For this example the calculation will search for 8 frequencies and then stop. The calculation will stop also if the last frequency extracted is greater than 10000 (freq_max).

***eigen
   8 100. 10000.

The extraction of the resonant modes is made with the method of inverse powers and with a shifting of frequencies. After having obtained a frequency \(f\), the next frequency is searched about \(f + \Delta f\) where \(\Delta f\) is given by the parameter d_freq. The choice of this frequency is therefore very important.

  • If d_freq is small the calculation may fall back on a frequency already calculated. In this case the search will be shifted to \(f + 2\Delta f\) and so on until a new frequency is found. This succession of searches will inevitably add to the cost of the calculation.

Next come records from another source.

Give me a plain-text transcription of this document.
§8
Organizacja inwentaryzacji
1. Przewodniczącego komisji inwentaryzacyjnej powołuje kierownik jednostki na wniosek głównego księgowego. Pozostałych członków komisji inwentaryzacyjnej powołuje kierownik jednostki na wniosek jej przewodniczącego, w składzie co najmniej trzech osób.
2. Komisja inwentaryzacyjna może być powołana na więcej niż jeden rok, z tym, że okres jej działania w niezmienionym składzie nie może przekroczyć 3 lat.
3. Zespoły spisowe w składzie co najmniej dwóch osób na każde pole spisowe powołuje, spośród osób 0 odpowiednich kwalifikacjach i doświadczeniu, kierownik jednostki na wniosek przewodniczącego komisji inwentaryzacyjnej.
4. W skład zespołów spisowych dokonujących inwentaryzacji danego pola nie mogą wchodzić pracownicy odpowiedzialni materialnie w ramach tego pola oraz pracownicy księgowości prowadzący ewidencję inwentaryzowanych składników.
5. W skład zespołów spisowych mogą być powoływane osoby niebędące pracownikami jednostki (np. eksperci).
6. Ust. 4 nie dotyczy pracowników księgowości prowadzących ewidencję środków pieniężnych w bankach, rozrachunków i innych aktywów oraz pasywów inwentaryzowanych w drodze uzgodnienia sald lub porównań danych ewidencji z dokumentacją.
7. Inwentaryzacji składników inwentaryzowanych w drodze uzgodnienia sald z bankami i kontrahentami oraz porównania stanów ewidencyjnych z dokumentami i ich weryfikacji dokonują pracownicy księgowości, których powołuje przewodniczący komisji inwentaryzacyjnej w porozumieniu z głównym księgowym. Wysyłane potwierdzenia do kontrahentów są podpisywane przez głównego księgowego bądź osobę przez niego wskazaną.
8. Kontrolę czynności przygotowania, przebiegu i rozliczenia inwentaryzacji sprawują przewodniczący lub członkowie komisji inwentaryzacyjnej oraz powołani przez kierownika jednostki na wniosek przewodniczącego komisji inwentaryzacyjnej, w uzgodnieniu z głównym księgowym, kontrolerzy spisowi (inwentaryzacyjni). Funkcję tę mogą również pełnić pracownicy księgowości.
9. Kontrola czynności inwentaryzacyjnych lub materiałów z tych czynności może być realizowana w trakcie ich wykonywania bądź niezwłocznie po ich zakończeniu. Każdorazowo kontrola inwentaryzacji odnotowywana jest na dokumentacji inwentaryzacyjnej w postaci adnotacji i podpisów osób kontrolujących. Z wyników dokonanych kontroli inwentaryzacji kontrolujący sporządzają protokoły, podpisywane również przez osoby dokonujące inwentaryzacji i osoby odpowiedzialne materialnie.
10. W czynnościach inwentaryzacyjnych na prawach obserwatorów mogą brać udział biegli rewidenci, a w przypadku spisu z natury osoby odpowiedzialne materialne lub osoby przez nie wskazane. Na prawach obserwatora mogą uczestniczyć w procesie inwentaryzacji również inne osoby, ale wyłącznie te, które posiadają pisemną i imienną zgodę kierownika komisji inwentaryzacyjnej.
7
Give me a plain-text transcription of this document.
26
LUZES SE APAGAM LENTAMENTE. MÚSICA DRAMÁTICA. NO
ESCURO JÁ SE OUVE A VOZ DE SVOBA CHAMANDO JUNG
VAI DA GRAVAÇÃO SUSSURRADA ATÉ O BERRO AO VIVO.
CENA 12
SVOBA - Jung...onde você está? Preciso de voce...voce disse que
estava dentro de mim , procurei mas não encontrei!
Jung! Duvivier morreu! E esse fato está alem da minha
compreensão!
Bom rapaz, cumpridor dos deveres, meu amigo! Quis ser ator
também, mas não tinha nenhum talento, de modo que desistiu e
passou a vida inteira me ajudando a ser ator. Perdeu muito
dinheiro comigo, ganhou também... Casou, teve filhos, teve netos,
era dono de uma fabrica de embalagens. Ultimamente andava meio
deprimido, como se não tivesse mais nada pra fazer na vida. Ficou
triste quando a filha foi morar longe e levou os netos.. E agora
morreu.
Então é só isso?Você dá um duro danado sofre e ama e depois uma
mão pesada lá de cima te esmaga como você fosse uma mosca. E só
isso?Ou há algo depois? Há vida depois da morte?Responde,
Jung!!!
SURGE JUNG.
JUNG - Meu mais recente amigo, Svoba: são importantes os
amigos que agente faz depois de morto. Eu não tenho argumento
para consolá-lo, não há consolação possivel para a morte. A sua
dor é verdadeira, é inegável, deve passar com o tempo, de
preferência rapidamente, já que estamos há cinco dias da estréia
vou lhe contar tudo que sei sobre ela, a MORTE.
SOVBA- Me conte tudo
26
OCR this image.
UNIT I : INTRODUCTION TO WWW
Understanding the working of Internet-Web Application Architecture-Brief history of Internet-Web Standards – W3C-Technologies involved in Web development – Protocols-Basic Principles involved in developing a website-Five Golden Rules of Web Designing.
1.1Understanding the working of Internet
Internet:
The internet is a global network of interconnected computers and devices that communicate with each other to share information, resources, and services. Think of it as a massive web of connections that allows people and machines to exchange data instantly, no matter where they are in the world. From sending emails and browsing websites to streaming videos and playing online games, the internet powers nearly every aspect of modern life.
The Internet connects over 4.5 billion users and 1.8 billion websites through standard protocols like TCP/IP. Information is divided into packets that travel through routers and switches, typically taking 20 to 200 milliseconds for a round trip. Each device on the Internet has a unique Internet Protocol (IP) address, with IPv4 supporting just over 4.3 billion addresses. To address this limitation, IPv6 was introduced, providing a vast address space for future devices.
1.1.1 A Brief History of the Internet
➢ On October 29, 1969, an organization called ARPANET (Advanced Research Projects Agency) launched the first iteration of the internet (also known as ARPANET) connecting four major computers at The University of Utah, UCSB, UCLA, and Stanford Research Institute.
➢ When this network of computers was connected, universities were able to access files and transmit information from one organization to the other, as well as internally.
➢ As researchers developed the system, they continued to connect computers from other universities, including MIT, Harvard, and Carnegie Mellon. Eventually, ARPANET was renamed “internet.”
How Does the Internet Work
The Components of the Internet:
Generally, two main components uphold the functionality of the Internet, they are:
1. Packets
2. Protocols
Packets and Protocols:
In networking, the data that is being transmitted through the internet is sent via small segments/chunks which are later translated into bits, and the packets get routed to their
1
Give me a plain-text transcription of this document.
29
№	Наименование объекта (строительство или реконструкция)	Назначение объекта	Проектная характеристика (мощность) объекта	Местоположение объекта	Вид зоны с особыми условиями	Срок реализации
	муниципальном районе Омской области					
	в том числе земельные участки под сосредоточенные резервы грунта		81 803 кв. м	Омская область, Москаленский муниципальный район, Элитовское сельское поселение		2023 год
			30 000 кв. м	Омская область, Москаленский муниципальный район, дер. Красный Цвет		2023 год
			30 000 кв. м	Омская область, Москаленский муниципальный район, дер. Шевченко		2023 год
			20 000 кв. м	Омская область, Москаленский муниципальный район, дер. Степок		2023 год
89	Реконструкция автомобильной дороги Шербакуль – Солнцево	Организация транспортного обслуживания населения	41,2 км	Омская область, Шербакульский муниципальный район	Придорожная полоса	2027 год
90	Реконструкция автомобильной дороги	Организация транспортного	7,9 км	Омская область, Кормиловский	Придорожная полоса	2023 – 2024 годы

  • If d_freq is large the search process risks to omit intermediate resonant frequencies.

  • Lastly if it is desired to have the first resonant frequency it will be necessary to give a small value for the parameter d_freq. If the value is small enough the calculation will be sure to not skip the first frequency. Searches for subsequent frequencies will then be very slow however.